LAMPUNG TIMUR
09/6/2017 18:56:56
250

Mantan Kadis DKP Lamtim Bantah Terima Setoran

Harianlampung.com - Terdakwa Usman Effendi (58), Mantan Kepala Dinas Kelautan dan Perikanan Lampung Timur, membatah pernah menarima uang setoran sebagaimana dakwaan Jaksa Penuntut Umum (JPU).

Dalam persidangan, Terdakwa mengaku, jika semua kasus yang didakwakan kepadanya, mulai dari pabrik Es bantuan yang berasal dari pusat hingga excavator direkayasa. Karena menurutnya, semenjak pabrik Es yang berasal dari pusat tersebut diberikan kepada pemerintahan Lampung Timur, tidak pernah dicatat oleh Kepala Dinas sebelumnya sebagai aset.

"Sudah empat Kepala Dinas sebelum saya menjabat tidak ada serah terima aset yang dilakukan. Setelah dengan saya, mereka (pengelola pabrik Es) datang menyerahkan data beserta setoran untuk dinas yang kemudian saya serahkan kepada bidangnya," ungkap Usman Effendi, seusai menjalani sidang ,Kamis (9/6).

Seperti diketahui, Usman Effendi menjadi terdakwa kasus pengelolaan pabrik Es di TPI Kuala Penet Kebupaten Lamtim . Selain itu dia disangkakan juga terkait dana pengelolaan maupun pemanfaatan alat berat excavator di Dinas Kelautan dan Perikanan Lamtim sejak tahun 2015 sampai 2016 dengan kerugian sebesar Rp96 juta.

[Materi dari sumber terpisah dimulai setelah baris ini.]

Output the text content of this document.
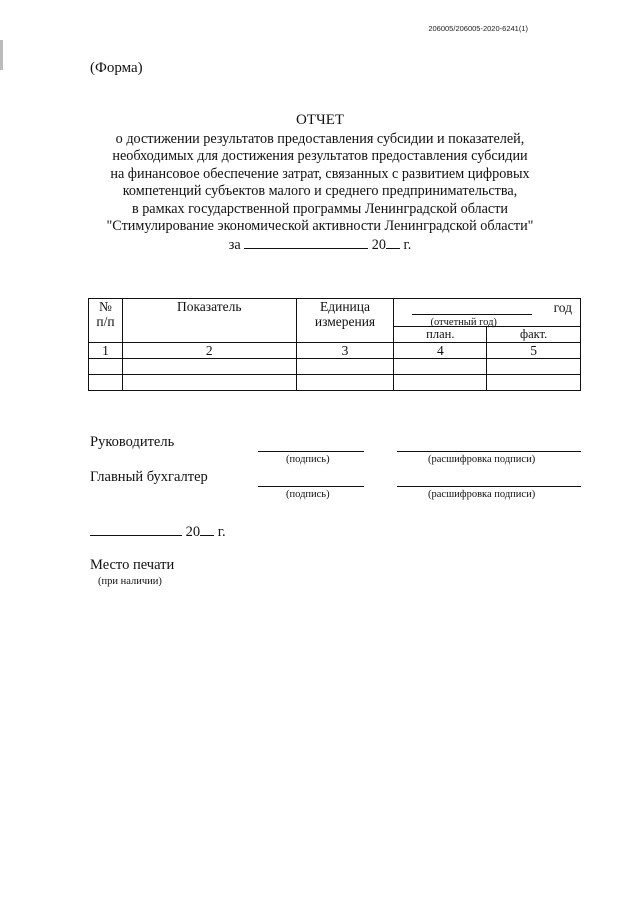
206005/206005-2020-6241(1)
(Форма)
ОТЧЕТ
о достижении результатов предоставления субсидии и показателей,
необходимых для достижения результатов предоставления субсидии
на финансовое обеспечение затрат, связанных с развитием цифровых
компетенций субъектов малого и среднего предпринимательства,
в рамках государственной программы Ленинградской области
"Стимулирование экономической активности Ленинградской области"
за	20 г.
№ п/п	Показатель	Единица измерения	год
(отчетный год)	

			план.	факт.
1	2	3	4	5

Руководитель
(подпись)	(расшифровка подписи)
Главный бухгалтер
(подпись)	(расшифровка подписи)
20 г.
Место печати
(при наличии)
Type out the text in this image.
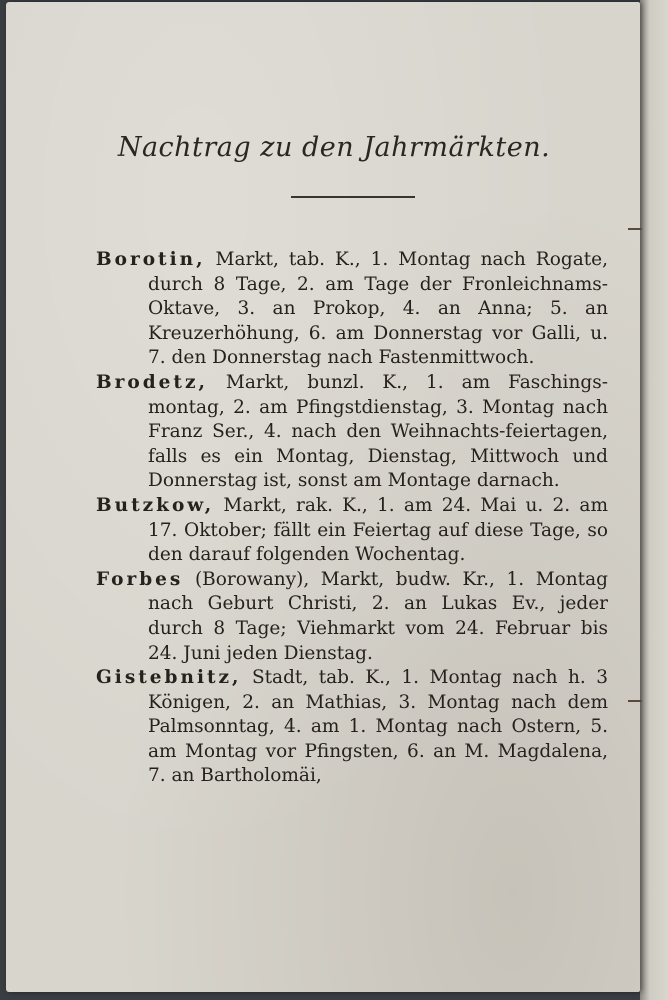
Nachtrag zu den Jahrmärkten.

Borotin, Markt, tab. K., 1. Montag nach Rogate, durch 8 Tage, 2. am Tage der Fronleichnams-Oktave, 3. an Prokop, 4. an Anna; 5. an Kreuzerhöhung, 6. am Donnerstag vor Galli, u. 7. den Donnerstag nach Fastenmittwoch.

Brodetz, Markt, bunzl. K., 1. am Faschings-montag, 2. am Pfingstdienstag, 3. Montag nach Franz Ser., 4. nach den Weihnachts-feiertagen, falls es ein Montag, Dienstag, Mittwoch und Donnerstag ist, sonst am Montage darnach.

Butzkow, Markt, rak. K., 1. am 24. Mai u. 2. am 17. Oktober; fällt ein Feiertag auf diese Tage, so den darauf folgenden Wochentag.

Forbes (Borowany), Markt, budw. Kr., 1. Montag nach Geburt Christi, 2. an Lukas Ev., jeder durch 8 Tage; Viehmarkt vom 24. Februar bis 24. Juni jeden Dienstag.

Gistebnitz, Stadt, tab. K., 1. Montag nach h. 3 Königen, 2. an Mathias, 3. Montag nach dem Palmsonntag, 4. am 1. Montag nach Ostern, 5. am Montag vor Pfingsten, 6. an M. Magdalena, 7. an Bartholomäi,
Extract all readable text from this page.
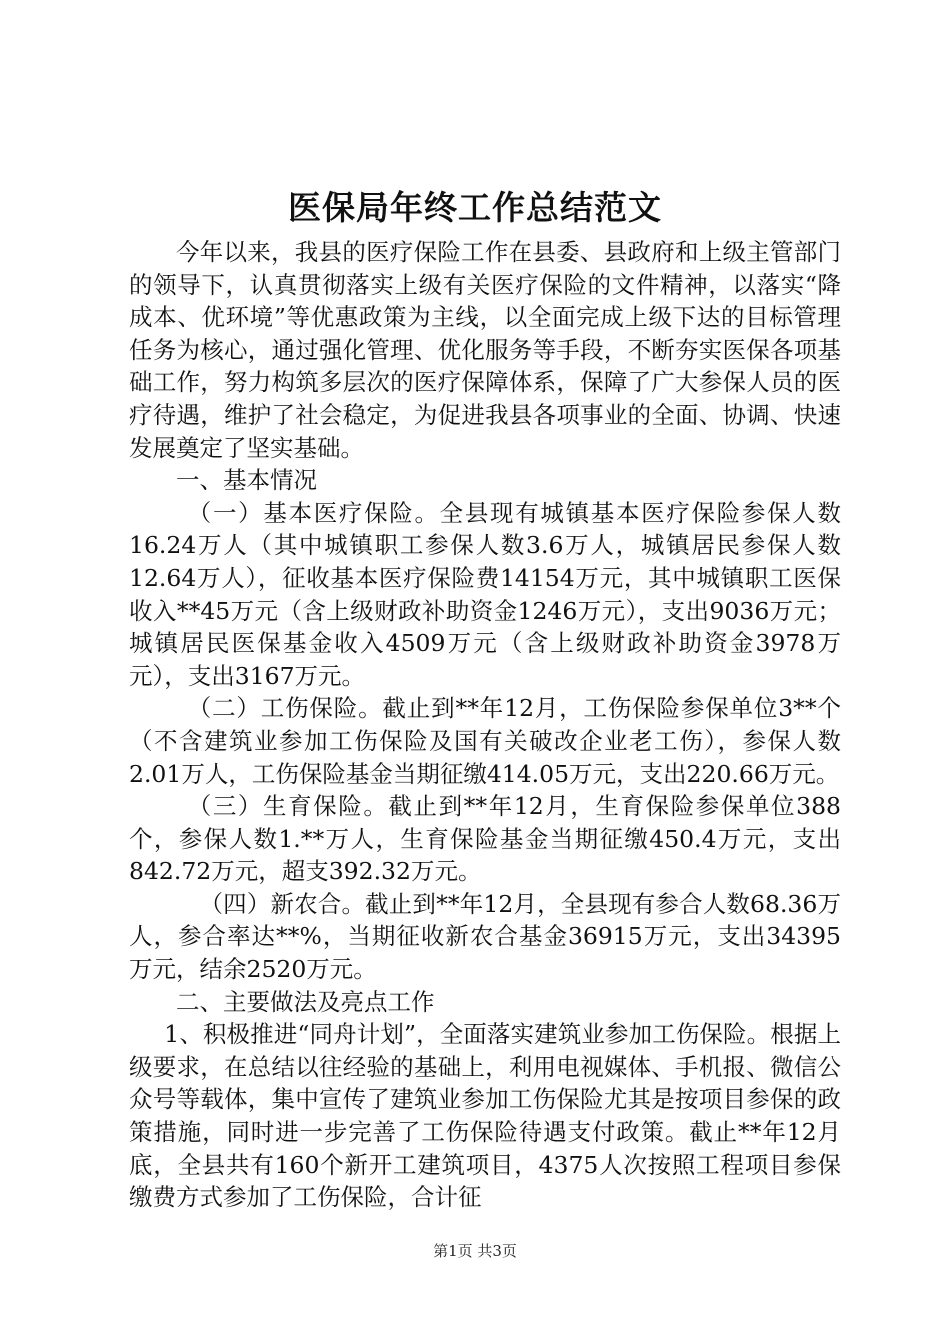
医保局年终工作总结范文

今年以来，我县的医疗保险工作在县委、县政府和上级主管部门的领导下，认真贯彻落实上级有关医疗保险的文件精神，以落实“降成本、优环境”等优惠政策为主线，以全面完成上级下达的目标管理任务为核心，通过强化管理、优化服务等手段，不断夯实医保各项基础工作，努力构筑多层次的医疗保障体系，保障了广大参保人员的医疗待遇，维护了社会稳定，为促进我县各项事业的全面、协调、快速发展奠定了坚实基础。

一、基本情况

（一）基本医疗保险。全县现有城镇基本医疗保险参保人数16.24万人（其中城镇职工参保人数3.6万人，城镇居民参保人数12.64万人），征收基本医疗保险费14154万元，其中城镇职工医保收入**45万元（含上级财政补助资金1246万元），支出9036万元；城镇居民医保基金收入4509万元（含上级财政补助资金3978万元），支出3167万元。

（二）工伤保险。截止到**年12月，工伤保险参保单位3**个（不含建筑业参加工伤保险及国有关破改企业老工伤），参保人数2.01万人，工伤保险基金当期征缴414.05万元，支出220.66万元。

（三）生育保险。截止到**年12月，生育保险参保单位388个，参保人数1.**万人，生育保险基金当期征缴450.4万元，支出842.72万元，超支392.32万元。

（四）新农合。截止到**年12月，全县现有参合人数68.36万人，参合率达**%，当期征收新农合基金36915万元，支出34395万元，结余2520万元。

二、主要做法及亮点工作

1、积极推进“同舟计划”，全面落实建筑业参加工伤保险。根据上级要求，在总结以往经验的基础上，利用电视媒体、手机报、微信公众号等载体，集中宣传了建筑业参加工伤保险尤其是按项目参保的政策措施，同时进一步完善了工伤保险待遇支付政策。截止**年12月底，全县共有160个新开工建筑项目，4375人次按照工程项目参保缴费方式参加了工伤保险，合计征

第1页 共3页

Terungkap dipersidangan mantan Kadis DKP Lampung Timur, mengatakan jika Kasipidsus Kejari Lampung Timur, pernah meminta bantuan sejumlah uang kepada Dinas yang dia Pimpin, dengan alasan akan menyelenggarakan ulang tahun korps Adhyaksa. "Nelphone minta bantuan untuk besarannya saya tanya berapa mereka bilang sukarela, ya saya kasih lah Rp1,5 Juta, karena itu yang saya punya, kalau mau lebih seperti kepala Dinas lainya saya tidak punya," kataya.

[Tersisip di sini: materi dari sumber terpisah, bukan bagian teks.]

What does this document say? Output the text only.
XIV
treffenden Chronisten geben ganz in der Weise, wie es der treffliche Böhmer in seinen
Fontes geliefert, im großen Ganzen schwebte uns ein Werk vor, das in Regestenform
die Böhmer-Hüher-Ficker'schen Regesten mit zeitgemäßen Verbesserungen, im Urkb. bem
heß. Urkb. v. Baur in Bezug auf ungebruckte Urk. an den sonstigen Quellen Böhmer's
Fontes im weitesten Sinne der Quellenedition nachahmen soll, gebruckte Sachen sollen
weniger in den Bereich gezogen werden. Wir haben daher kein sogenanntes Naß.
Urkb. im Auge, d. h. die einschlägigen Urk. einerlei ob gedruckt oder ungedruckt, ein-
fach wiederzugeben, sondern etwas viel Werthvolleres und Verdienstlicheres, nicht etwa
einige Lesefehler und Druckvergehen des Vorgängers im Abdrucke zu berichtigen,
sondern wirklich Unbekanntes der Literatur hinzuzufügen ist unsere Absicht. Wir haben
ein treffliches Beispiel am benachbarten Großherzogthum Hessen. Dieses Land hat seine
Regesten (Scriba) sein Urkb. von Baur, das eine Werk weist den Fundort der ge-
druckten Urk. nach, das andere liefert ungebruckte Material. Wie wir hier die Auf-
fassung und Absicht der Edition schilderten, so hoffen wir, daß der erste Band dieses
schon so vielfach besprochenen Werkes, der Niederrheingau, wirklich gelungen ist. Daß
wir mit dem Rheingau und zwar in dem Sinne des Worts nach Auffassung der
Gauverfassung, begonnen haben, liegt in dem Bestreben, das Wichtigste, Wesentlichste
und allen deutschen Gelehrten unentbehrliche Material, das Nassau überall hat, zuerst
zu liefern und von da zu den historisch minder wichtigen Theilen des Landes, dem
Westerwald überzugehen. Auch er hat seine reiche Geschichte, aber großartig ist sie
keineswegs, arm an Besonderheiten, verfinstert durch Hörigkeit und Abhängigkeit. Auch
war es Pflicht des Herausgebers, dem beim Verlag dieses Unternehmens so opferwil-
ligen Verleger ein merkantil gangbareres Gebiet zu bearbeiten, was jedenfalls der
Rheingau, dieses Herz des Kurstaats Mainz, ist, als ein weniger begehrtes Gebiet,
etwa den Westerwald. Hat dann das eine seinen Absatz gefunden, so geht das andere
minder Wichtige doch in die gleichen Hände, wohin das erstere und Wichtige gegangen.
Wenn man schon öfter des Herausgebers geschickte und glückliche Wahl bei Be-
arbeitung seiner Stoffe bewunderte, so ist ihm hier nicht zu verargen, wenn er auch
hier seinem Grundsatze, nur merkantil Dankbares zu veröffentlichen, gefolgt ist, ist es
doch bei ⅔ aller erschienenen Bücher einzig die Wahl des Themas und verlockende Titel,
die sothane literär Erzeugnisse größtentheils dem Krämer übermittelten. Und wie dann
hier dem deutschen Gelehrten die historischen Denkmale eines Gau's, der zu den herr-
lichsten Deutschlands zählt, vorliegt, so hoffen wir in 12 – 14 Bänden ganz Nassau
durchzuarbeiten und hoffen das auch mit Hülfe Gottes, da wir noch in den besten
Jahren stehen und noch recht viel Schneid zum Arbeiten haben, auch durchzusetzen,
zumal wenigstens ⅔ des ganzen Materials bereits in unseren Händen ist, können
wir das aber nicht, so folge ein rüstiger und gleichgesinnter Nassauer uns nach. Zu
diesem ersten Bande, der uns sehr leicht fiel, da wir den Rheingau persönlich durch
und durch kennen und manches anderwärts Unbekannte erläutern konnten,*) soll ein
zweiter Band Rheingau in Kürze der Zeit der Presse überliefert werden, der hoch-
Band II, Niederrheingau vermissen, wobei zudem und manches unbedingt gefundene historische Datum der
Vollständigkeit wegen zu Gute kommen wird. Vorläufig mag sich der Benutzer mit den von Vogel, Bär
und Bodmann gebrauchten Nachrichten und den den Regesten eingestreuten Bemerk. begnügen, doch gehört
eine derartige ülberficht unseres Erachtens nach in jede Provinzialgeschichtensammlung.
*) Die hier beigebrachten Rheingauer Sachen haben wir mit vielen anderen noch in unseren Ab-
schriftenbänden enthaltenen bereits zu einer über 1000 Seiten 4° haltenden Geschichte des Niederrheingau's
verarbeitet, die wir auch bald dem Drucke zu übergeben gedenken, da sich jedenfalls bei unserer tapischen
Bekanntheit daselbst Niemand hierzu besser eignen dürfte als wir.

Azwar Arifin kuasa Hukum terdakwa mengatakan, pemberantasan korupsi harus tuntas jangan setengah-setengah karena menurutnya kadis-kadis seblumnya harus diusut hingga selesai, "Menurut saya harus tuntas kasus korupsi ini, yang empat kepala dinas itu harus diusut tuntas, caranya memeriksa  keuangan pabrik tesebut dan mempertanyakan kesetiap pedagang atau audit melalui BPKP," katanya.

Ia menambahkan, sebelumnya hakim sudah memerintahkan untuk memeriksa kepala dinas sebelumnya. Namun, jaksa seolah-olah tidak tahu padahal semua sudah jelas ada perintah tapi tidak terselesaikan.

Menurut Azwar, dalam kasus ini kliennya tidak bersalah karena terdakwa sudah lebih dulu mengembalikan uang tersebut ke khas daerah sebelum terdakwa diperiksa sebagai tersangka.

“Dalam kasus ini tidak ada kerugian negara sebagaimana dalam dakwaan Jaksa oleh sebab itu tidak ada unsur-unsur korupsinya, karena klien saya sudah mengembalikan uang tersebut ke Kas Daerah jauh sebelum dirinya ditetapkan sebagai tersangka," katanya.

Usman Effendi  didakwa oleh Jaksa dengan pasal berlapis terkait perbuatan terdakwa melakukan pungutan secara tidak resmi dari pengelola Pabrik Es di TPI Kuala Penet Kecamatan Labuhan Maringgai, Lamtim, dari tahun 2015 sampai dengan 2016.

Menurut JPU Faisal Cesario terdakwa melanggar pasal Pasal 12 huruf (e) UU RI No.31/1999 yang diubah dan ditambah dengan UU No.20/2001 tentang perubahan atas UU No.31/1999 tentang pemberantasan Tipikor dalam dakwaan primer dan Pasal 11 UU RI No.31/1999 yang diubah dan ditambah dengan UU No.20/2001 tentang perubahan atas UU No.31/1999 tentang pemberantasan tindak pidana korupsi Jo.Pasal 64 ayat (1) KUHP dalam dakwaan subsider.